Krachtenveldmodel

Het krachtenveld van de organisatie.

Het krachtenveld van de organisatie laat zich beschrijven aan de hand van de drie basisprocessen die elke organisatie kent, namelijk:
  • het beleidsvormingsproces;
  • het operationele proces;
  • het organisatorische proces.
Deze processen ontstaan en verlopen in een spanningsveld tussen steeds twee polaire invloeden of krachten. Polair: de krachten werken tegengesteld, als elkaars opponent, maar zijn tevens van elkaar afhankelijk, roepen elkaar op, kunnen zonder elkaar niet bestaan. Zo vindt beleidsvorming plaats onder invloed van enerzijds visie (wat moet onze organisatie worden); anderzijds de realiteit, binnen en buiten de organisatie. De realiteit tast onze visie aan, respectievelijk de visie poogt de realiteit te veranderen. Op elk niveau in de organisatie moet deze dialoog tussen visie en realiteit tot zijn recht komen, wil er een levend, stromend, beïnvloedend beleidsvormingsproces ontstaan.

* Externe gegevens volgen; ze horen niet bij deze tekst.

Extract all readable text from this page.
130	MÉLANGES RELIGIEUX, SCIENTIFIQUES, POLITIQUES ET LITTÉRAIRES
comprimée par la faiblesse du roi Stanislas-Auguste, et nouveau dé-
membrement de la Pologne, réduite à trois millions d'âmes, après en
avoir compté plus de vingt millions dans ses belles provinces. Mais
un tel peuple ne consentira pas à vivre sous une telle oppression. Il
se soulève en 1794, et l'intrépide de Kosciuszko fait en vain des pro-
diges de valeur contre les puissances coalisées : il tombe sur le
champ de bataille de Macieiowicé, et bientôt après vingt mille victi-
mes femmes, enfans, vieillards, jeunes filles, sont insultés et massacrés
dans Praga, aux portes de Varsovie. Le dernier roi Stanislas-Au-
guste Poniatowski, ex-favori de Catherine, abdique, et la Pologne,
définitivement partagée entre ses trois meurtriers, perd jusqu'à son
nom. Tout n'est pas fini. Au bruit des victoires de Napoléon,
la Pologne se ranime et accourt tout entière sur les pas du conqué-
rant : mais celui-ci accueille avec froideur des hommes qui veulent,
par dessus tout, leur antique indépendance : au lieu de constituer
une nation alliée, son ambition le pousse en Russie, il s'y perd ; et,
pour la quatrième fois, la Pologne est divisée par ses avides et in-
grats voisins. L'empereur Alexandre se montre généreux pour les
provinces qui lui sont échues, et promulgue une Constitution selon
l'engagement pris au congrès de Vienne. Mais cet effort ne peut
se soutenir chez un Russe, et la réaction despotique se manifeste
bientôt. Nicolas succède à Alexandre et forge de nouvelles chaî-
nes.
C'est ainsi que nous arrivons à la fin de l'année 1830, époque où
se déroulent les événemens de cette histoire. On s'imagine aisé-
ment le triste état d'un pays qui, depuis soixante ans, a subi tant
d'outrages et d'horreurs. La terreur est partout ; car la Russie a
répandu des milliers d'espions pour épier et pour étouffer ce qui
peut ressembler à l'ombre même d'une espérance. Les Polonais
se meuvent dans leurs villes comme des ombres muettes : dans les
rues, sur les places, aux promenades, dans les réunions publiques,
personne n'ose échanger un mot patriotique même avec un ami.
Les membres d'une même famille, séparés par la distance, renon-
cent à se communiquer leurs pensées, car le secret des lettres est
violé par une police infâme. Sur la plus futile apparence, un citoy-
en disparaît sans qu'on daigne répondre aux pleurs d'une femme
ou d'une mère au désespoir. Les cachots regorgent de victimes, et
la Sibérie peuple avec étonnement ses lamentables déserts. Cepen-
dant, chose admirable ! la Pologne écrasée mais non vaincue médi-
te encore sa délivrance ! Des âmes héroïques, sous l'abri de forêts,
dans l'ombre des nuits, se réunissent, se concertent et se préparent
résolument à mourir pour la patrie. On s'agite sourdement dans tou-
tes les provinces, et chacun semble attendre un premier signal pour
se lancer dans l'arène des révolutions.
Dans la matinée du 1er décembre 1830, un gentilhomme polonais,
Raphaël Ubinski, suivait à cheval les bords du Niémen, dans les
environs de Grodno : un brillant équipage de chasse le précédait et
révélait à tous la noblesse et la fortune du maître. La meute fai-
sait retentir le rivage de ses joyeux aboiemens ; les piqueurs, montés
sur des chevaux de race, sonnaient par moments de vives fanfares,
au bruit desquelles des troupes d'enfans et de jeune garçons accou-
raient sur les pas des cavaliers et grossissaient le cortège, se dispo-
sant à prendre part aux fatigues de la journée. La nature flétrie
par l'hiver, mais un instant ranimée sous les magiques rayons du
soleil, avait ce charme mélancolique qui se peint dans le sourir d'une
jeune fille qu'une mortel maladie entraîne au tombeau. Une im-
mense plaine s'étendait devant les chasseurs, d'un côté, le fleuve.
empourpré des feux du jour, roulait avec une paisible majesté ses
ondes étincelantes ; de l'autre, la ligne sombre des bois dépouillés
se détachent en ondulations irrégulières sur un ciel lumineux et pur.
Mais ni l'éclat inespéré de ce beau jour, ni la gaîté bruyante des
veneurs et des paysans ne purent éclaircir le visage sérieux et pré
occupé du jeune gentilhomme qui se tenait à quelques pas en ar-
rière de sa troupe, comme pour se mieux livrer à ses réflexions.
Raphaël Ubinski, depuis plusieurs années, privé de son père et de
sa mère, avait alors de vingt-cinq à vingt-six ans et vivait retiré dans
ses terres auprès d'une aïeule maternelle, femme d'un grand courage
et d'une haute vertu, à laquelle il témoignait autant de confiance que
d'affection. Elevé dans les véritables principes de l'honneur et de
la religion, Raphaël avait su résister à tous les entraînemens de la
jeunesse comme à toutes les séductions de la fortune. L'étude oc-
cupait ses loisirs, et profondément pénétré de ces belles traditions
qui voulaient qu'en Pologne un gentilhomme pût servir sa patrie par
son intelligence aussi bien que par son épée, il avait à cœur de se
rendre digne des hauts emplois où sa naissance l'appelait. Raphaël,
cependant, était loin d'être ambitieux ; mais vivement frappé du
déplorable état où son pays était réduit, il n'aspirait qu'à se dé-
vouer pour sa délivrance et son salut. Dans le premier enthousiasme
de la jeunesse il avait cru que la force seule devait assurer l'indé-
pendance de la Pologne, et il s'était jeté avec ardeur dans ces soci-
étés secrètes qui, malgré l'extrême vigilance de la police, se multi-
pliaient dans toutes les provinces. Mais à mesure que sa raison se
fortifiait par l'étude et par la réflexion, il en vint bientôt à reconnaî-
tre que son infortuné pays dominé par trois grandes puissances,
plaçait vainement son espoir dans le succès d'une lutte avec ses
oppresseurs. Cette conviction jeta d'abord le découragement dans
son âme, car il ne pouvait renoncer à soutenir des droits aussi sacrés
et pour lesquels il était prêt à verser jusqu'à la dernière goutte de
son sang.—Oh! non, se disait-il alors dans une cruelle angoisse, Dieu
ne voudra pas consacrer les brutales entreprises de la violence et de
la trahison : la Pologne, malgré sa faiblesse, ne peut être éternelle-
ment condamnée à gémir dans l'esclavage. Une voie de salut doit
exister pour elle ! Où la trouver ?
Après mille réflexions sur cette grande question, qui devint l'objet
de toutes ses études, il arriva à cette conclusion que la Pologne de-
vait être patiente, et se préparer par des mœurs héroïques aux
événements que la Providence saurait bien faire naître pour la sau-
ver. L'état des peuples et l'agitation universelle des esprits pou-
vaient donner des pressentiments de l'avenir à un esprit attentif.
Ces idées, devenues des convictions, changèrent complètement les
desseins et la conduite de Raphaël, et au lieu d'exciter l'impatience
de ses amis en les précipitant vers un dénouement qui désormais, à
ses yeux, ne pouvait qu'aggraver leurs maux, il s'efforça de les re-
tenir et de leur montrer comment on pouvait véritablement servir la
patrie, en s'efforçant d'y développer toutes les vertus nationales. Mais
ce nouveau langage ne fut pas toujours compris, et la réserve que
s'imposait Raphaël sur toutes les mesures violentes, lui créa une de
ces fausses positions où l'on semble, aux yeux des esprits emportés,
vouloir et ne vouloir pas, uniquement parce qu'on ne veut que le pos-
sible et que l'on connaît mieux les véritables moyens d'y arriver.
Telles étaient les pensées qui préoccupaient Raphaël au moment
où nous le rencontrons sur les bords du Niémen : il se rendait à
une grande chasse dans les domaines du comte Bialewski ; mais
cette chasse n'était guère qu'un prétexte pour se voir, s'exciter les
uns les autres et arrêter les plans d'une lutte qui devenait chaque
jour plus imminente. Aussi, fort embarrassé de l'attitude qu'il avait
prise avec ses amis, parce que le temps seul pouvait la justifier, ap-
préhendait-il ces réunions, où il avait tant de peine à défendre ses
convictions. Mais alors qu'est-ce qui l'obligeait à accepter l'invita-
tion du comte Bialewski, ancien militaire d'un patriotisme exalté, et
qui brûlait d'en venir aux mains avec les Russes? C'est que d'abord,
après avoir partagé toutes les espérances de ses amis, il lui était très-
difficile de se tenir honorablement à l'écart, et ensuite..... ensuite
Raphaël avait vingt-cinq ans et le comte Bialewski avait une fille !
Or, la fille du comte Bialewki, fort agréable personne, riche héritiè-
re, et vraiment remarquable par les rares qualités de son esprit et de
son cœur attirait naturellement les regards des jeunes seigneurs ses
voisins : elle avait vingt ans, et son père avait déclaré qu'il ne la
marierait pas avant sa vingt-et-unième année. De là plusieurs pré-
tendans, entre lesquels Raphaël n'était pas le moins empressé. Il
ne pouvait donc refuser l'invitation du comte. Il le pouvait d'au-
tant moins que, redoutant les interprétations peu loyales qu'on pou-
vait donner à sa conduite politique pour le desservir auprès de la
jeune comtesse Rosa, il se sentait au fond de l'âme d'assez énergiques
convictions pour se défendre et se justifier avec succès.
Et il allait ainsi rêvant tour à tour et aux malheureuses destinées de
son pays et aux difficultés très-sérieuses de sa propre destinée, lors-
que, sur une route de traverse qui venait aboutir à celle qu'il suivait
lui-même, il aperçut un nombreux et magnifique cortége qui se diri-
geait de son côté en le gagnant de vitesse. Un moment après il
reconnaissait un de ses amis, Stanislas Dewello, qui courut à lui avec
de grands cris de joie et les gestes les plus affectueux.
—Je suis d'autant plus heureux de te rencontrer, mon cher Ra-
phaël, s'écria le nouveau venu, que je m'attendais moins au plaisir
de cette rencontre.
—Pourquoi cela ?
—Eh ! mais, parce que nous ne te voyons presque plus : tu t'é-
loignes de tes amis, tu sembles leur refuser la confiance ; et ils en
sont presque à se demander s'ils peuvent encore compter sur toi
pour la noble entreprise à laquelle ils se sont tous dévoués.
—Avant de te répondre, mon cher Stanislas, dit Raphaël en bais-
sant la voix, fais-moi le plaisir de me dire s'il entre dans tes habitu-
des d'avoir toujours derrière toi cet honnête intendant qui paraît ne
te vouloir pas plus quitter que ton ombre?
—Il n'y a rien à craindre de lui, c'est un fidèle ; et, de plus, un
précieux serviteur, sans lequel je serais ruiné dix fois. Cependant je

Op dezelfde wijze bevinden zich de operationele processen (de kerntaken of primaire processen) tussen de krachten van doel en middelen. De gestelde doelen stellen eisen aan, en beïnvloeden de middelen (menselijke capaciteiten, techniek, tijd en geld). De middelen zijn meestal inert, hebben ontwikkelingstijd nodig en beperken daarmee het stellen van de doelen.
In het organisatieproces heerst het spanningsveld van de vormgeving (structuur, procedures) enerzijds, de kracht van de verandering anderzijds. Verandering tast de vorm aan, vorm verzet zich tegen verandering. Tegelijkertijd hebben ze elkaar nodig want verandering vraagt om nieuwe vorm (wil er geen chaos blijven) en vorm vraagt om verandering (wil er geen verstarring optreden).
In bovenstaande figuur is dit alles nog eens samengebracht. Daarbij wordt tevens tot uitdrukking gebracht dat deze drie basisprocessen weliswaar kunnen worden onderscheiden, maar niet gescheiden. Op elk punt van de organisatie gaan zij in elkaar over, zijn zij in elkaar vervlochten. De lemniscaat is het symbool voor de wisselwerking tussen de polaire kwaliteiten.